James Capers Jr., Major
An extraordinary story of overcoming both institutional prejudice and extreme personal injury, Major James Capers Jr.—of the 3rd Force Reconnaissance Company—discusses his history leading up to being Commissioned by the United States Marine Corps and the actions during the “Broadminded” mission at Phu Lac that resulted in him being awarded the Silver Star medal.
James Capers Jr. believes he was born in South Carolina. Growing up in the 1930s, the records of African Americans were not very well kept—especially in the South—and Mr. Capers does not have a birth certificate and does not know exactly where he was born. (Although years later, after joining the military, the FBI did a search on his background, and gave him the birthdate of August 25th, 1937).
Major Capers grew up in the rural South as a part of a family of sharecroppers. The youngest of four children, he recalls his time in the South fondly, but short lived. Due to a warrant being put out for his father, the family fled to Baltimore, Maryland.
It was in Baltimore that Major Capers met his wife and also decided to join the military. He joined the United States Marine Corps in 1956, attending boot camp at Parris Island where he excelled, even winning Outstanding Rifle Marksmanship for being the best shot in boot camp. He then went to infantry training, which was cut short by a crisis in Egypt in which the Suez Canal was closed down. Although Major Capers was sent, the issue was resolved and they returned before ever leaving ship.
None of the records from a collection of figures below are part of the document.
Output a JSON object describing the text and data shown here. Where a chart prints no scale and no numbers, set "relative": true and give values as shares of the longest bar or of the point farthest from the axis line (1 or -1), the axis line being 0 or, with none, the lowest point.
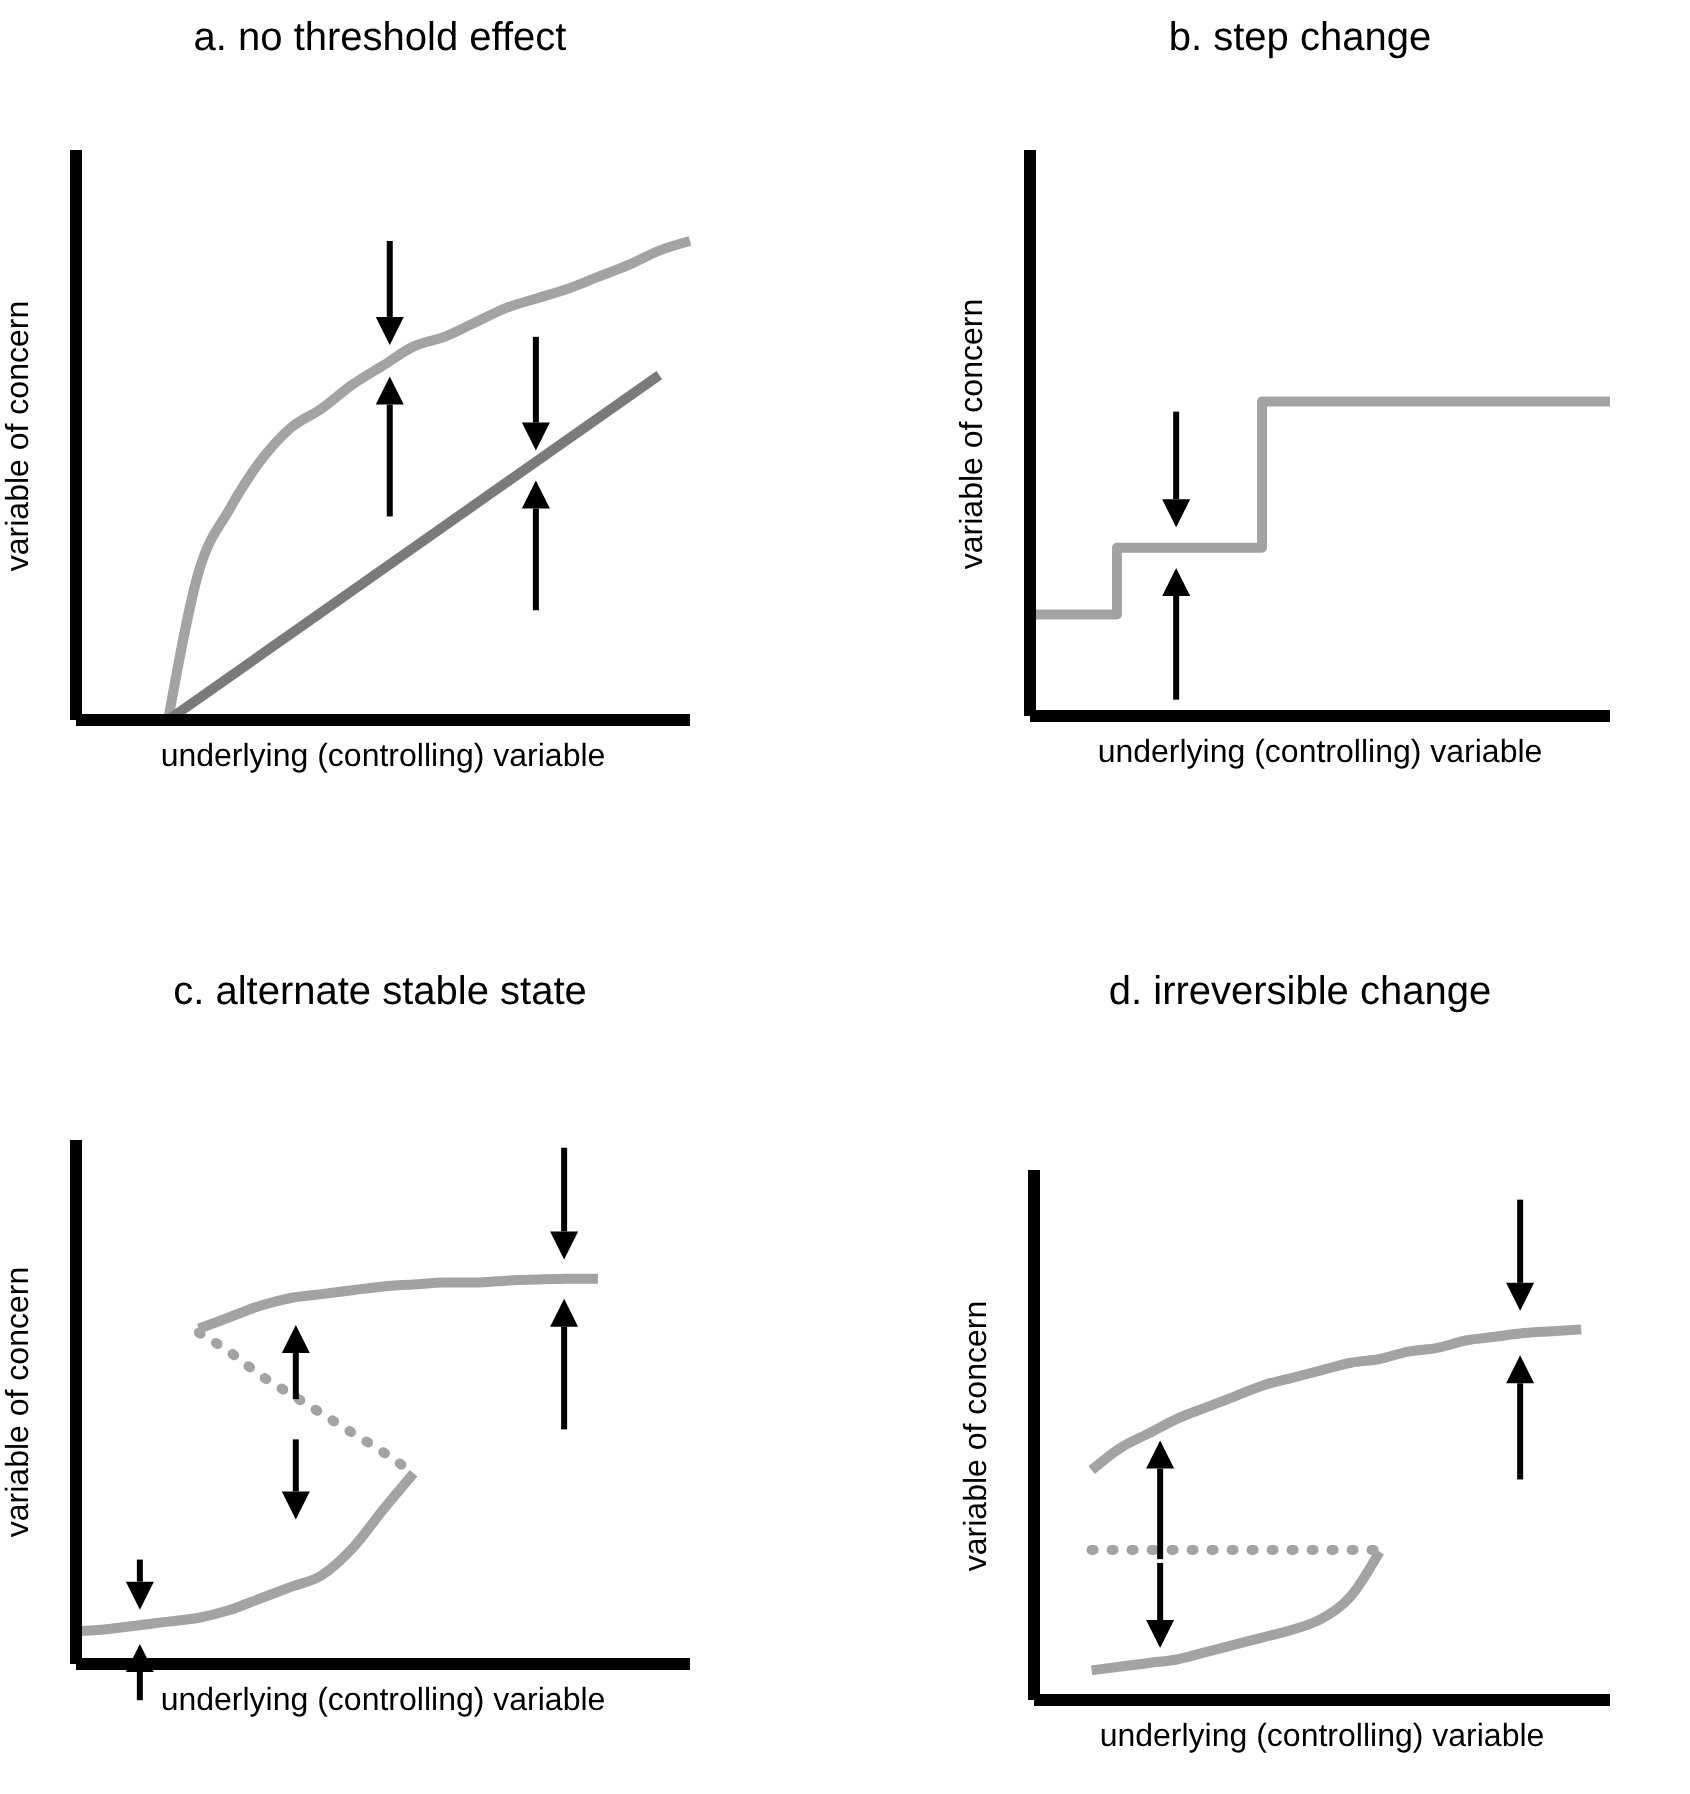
{
  "chart_data": [
    {
      "type": "line",
      "title": "a. no threshold effect",
      "xlabel": "underlying (controlling) variable",
      "ylabel": "variable of concern",
      "relative": true,
      "categories": [
        null,
        null,
        null,
        null,
        null,
        null,
        null,
        null,
        null,
        null,
        null,
        null,
        null,
        null,
        null,
        null,
        null,
        null,
        null,
        null,
        null
      ],
      "series": [
        {
          "color": "#a3a3a3",
          "values": [
            null,
            null,
            null,
            0,
            0.31,
            0.44,
            0.54,
            0.61,
            0.65,
            0.7,
            0.74,
            0.78,
            0.8,
            0.83,
            0.86,
            0.88,
            0.9,
            0.925,
            0.95,
            0.98,
            1
          ]
        },
        {
          "color": "#7a7a7a",
          "values": [
            null,
            null,
            null,
            0,
            null,
            null,
            null,
            null,
            null,
            null,
            null,
            null,
            null,
            null,
            null,
            null,
            null,
            null,
            null,
            0.72,
            null
          ]
        }
      ]
    },
    {
      "type": "step",
      "title": "b. step change",
      "xlabel": "underlying (controlling) variable",
      "ylabel": "variable of concern",
      "relative": true,
      "categories": [
        null,
        null,
        null,
        null,
        null,
        null,
        null,
        null,
        null,
        null,
        null,
        null,
        null,
        null,
        null,
        null,
        null,
        null,
        null,
        null,
        null
      ],
      "series": [
        {
          "color": "#a3a3a3",
          "values": [
            0.323,
            null,
            null,
            0.535,
            null,
            null,
            null,
            null,
            1,
            null,
            null,
            null,
            null,
            null,
            null,
            null,
            null,
            null,
            null,
            null,
            1
          ]
        }
      ]
    },
    {
      "type": "line",
      "title": "c. alternate stable state",
      "xlabel": "underlying (controlling) variable",
      "ylabel": "variable of concern",
      "relative": true,
      "categories": [
        null,
        null,
        null,
        null,
        null,
        null,
        null,
        null,
        null,
        null,
        null,
        null,
        null,
        null,
        null,
        null,
        null,
        null,
        null,
        null,
        null
      ],
      "series": [
        {
          "color": "#a3a3a3",
          "values": [
            0.085,
            0.09,
            0.1,
            0.11,
            0.12,
            0.14,
            0.17,
            0.2,
            0.23,
            0.3,
            0.4,
            0.495,
            null,
            null,
            null,
            null,
            null,
            null,
            null,
            null,
            null
          ]
        },
        {
          "color": "#a3a3a3",
          "values": [
            null,
            null,
            null,
            null,
            0.87,
            0.9,
            0.93,
            0.95,
            0.96,
            0.97,
            0.98,
            0.985,
            0.99,
            0.99,
            0.995,
            0.998,
            1,
            1,
            null,
            null,
            null
          ]
        },
        {
          "color": "#a3a3a3",
          "line_style": "dotted",
          "values": [
            null,
            null,
            null,
            null,
            0.86,
            0.81,
            0.75,
            0.7,
            0.65,
            0.6,
            0.55,
            0.495,
            null,
            null,
            null,
            null,
            null,
            null,
            null,
            null,
            null
          ]
        }
      ]
    },
    {
      "type": "line",
      "title": "d. irreversible change",
      "xlabel": "underlying (controlling) variable",
      "ylabel": "variable of concern",
      "relative": true,
      "categories": [
        null,
        null,
        null,
        null,
        null,
        null,
        null,
        null,
        null,
        null,
        null,
        null,
        null,
        null,
        null,
        null,
        null,
        null,
        null,
        null,
        null
      ],
      "series": [
        {
          "color": "#a3a3a3",
          "values": [
            null,
            null,
            0.62,
            0.68,
            0.72,
            0.76,
            0.79,
            0.82,
            0.85,
            0.87,
            0.89,
            0.91,
            0.92,
            0.94,
            0.95,
            0.97,
            0.98,
            0.99,
            0.995,
            1,
            null
          ]
        },
        {
          "color": "#a3a3a3",
          "values": [
            null,
            null,
            0.08,
            0.09,
            0.1,
            0.11,
            0.13,
            0.15,
            0.17,
            0.19,
            0.22,
            0.28,
            0.4,
            null,
            null,
            null,
            null,
            null,
            null,
            null,
            null
          ]
        },
        {
          "color": "#a3a3a3",
          "line_style": "dotted",
          "values": [
            null,
            null,
            0.405,
            null,
            null,
            null,
            null,
            null,
            null,
            null,
            null,
            null,
            0.405,
            null,
            null,
            null,
            null,
            null,
            null,
            null,
            null
          ]
        }
      ]
    }
  ]
}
In 1958, then a Corporal, Capers was sent to Lebanon to evacuate Americans from the Embassy to get out of the way of a surrounding civil war. It was his first exposure to combat and lead to him being promoted to Sergeant. In 1959, Capers reenlisted, making the jump to Special Operations—also known as Force Recon or the Commandos. After rigorous testing, he became the first African American to join the Special Ops of the Marine Corps, as a Sergeant of the First Force Reconnaissance Company. He spent fifteen months with that team, much of it overseas.
It was during his stay at Fort Meade, Maryland that the United States entered the Vietnam War. Sergeant Capers was faced with a choice: stay home with his family or to serve his country and bring his brothers-in-arms home safe. While he couldn’t stand being at home while his fellow Marines were off fighting and dying for his country, his commander wouldn’t allow Capers to go because of his obligations to his growing family. Capers therefore volunteered for the Third Force Reconnaissance, and with the support of his wife, he got his wish to again serve overseas. Capers arrived in Vietnam in May of 1966. He first went to Nha Trang, conducting underwater diving missions to investigate sunken U.S. ships, followed by a stint in Da Nang, doing similar diving missions and getting his first taste of combat in Vietnam.
After completing some additional training in Japan, Capers returned to Vietnam to make four amphibious landings near the Demilitarized Zone, traveling south to Da Nang, north back up to Phu Bai, and finally to Khe Sanh. During this time in Vietnam, Sergeant Capers went on and lead countless missions to gather intelligence, support infantry battalions, search for downed aircraft, search for POW camps, and more. His leadership and commitment to his men and his duty earned him the rank of Second Lieutenant in 1966, becoming the first African American to be commissioned as an officer in The Marine Corps Special Operations. He continued to lead missions until he and his team took severe injuries on a critical mission in 1967. Capers stayed with the Marines until 1978 when, at the rank of Major, he retired to live peacefully with his wife and son.
Major Capers was credited by his fellow Marines for the success of their missions and for keeping them alive. His actions of heroism and bravery lead to him being awarded the Silver Star. A large group of his fellow Marines have fought—and continue to fight—for him to receive a Medal of Honor nomination.
In this interview, Major Capers described many important elements of his life, including the moral reasoning for joining and staying with his devoted men, details of his missions, his difficult recovery process from injuries, the role of being the first black officer in a white military, and what it meant to carry his race on his back. He also discussed his father’s impact on his life, his love for his family, his devotion to religion and how it helped him get through adversity. And, of course, Major Capers outlines his incredible devotion to the Marine Corps and his brothers within.